Israeli karateka and teacher

Rony Kluger (רוני קלוגר; born 1952 in Budapest) is an Israeli budoka, teacher, lecturer and educator. He is certified as Hanshi, Ku Dan, in both Okinawan Gōjū-ryū Karate Do and Kobudo, by the Sho Honbu Jun Do Kan Okinawa Karate Do organization and the Dai Nippon Butoku Kai. He is a Ph.D. (Education Management) and is one of the founders of the International Budo Academy.

Kluger began his study of Karate with Meir Yahel in 1970, and later in 1972 became a student of the late Leon Pantanowitz, who in turn had been a student of and belonged to Morio Higaonna's organization. In 1984, Kluger parted ways with Pantanowitz, and became a student in Eiichi Miyazato's Dojo, the historical Jun Do Kan. Kluger's main Dojo (Honbu Dojo), which he founded in 1972, resides in Petah Tikva. The school has branches in several cities in Israel, as well as in Hungary, South Africa, Australia, New Zealand, Great Britain and Romania.

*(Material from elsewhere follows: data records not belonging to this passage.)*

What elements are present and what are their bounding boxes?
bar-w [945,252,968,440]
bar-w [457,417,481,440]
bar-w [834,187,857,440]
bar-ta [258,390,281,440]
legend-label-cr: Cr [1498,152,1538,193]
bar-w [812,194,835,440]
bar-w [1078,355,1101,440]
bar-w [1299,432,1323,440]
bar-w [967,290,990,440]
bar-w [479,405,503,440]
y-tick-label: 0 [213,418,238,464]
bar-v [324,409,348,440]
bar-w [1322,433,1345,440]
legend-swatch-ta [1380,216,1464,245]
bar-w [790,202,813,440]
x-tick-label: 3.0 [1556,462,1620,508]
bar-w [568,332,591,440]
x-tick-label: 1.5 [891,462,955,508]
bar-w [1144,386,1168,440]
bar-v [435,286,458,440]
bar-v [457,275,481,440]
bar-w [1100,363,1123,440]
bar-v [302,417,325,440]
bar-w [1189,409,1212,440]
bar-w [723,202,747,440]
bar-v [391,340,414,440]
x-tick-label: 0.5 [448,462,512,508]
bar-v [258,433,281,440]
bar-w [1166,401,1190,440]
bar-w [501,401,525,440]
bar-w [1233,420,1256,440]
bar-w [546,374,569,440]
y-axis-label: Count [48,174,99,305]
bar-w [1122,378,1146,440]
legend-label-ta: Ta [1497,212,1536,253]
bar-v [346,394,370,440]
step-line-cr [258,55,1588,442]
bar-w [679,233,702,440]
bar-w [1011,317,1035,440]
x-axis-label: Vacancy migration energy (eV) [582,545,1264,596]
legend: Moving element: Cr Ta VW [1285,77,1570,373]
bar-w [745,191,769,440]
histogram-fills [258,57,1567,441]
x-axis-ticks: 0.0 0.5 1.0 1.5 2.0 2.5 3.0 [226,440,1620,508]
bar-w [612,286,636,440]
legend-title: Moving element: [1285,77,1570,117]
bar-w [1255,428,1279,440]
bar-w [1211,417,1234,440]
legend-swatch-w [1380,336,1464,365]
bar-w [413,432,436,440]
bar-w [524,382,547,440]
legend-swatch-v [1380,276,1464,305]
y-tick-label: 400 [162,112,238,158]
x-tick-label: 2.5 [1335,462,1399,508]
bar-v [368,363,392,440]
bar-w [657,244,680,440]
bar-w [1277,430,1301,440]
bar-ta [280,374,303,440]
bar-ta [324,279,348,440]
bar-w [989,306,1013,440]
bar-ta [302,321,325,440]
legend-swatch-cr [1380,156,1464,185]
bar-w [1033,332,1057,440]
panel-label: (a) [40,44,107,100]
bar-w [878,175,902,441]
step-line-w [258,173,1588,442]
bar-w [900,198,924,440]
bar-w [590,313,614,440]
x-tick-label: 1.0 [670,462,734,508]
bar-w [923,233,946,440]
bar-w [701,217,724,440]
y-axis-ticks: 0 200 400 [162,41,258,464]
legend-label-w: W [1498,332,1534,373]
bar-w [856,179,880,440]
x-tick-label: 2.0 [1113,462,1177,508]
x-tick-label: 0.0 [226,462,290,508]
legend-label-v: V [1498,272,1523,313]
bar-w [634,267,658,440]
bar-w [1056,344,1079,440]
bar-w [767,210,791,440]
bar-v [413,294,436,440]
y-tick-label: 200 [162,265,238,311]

He also teaches the Israeli Krav Maga and military self-defense system, on worldwide seminars as part of the IBSSA organization.

In 1985, Kluger led and managed the first professional martial arts instructor's course ever in the State of Israel, as the head of the martial arts department at the School for Coaches and Instructors at the Wingate Institute. Dr. Kluger created, coached, lectured, trained and certified all educational programs of that department in Wingate, and had a great influence over several generations of Israeli martial arts instructors. In the year 2000, Dr. Kluger left the Wingate Institute, and in 2003 founded and licensed his own government-recognized teaching institute: Karate Do International Institute for Martial Arts Instructors and Coaches. The Institute is recognized with accordance to the Israeli Sports Law of 1988, and is located in Petah Tikva. The Institute teaches, educates and accredits the future generation of martial arts instructors.